A maritime-surveillance satellite launched Jan. 9 aboard a Chinese Long March 4B rocket is healthy in orbit and sending signals as it prepares for service with satellite-messaging company Orbcomm, OHB AG of Germany announced Jan. 10.

Bremen-based OHB is the parent company of Luxembourg-based LuxSpace, which built the 28-kilogram VesselSat 2 satellite. An identical VesselSat 1 was launched in October as a secondary passenger aboard an Indian PSLV rocket.

Both VesselSat satellites were built for Fort Lee, N.J.-based Orbcomm in partial compensation for six Orbcomm satellites that were built in Russia under OHB supervision and failed in orbit following launch in 2008.

Orbcomm will use the two VesselSat satellites to reconstruct the company’s Automatic Identification System (AIS) business with the U.S. Coast Guard and other maritime agencies. Orbcomm’s 18 second-generation satellites will be equipped with AIS terminals as well. These spacecraft are scheduled to begin launching in mid-2012.

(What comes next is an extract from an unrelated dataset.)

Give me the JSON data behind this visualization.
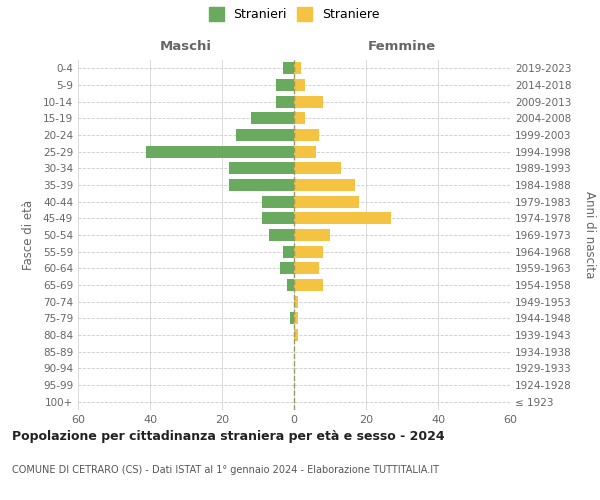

AIS payloads permit satellites to monitor maritime traffic and send information on ship location, heading and cargo to coastal authorities from positions that are beyond the reach of ground-based coastal radars.

The Long March 4B, operating from the Taiyuan Satellite Launch Center in northern China’s Shanxi province, carried China’s Ziyuan 3 Earth observation satellite as its main payload.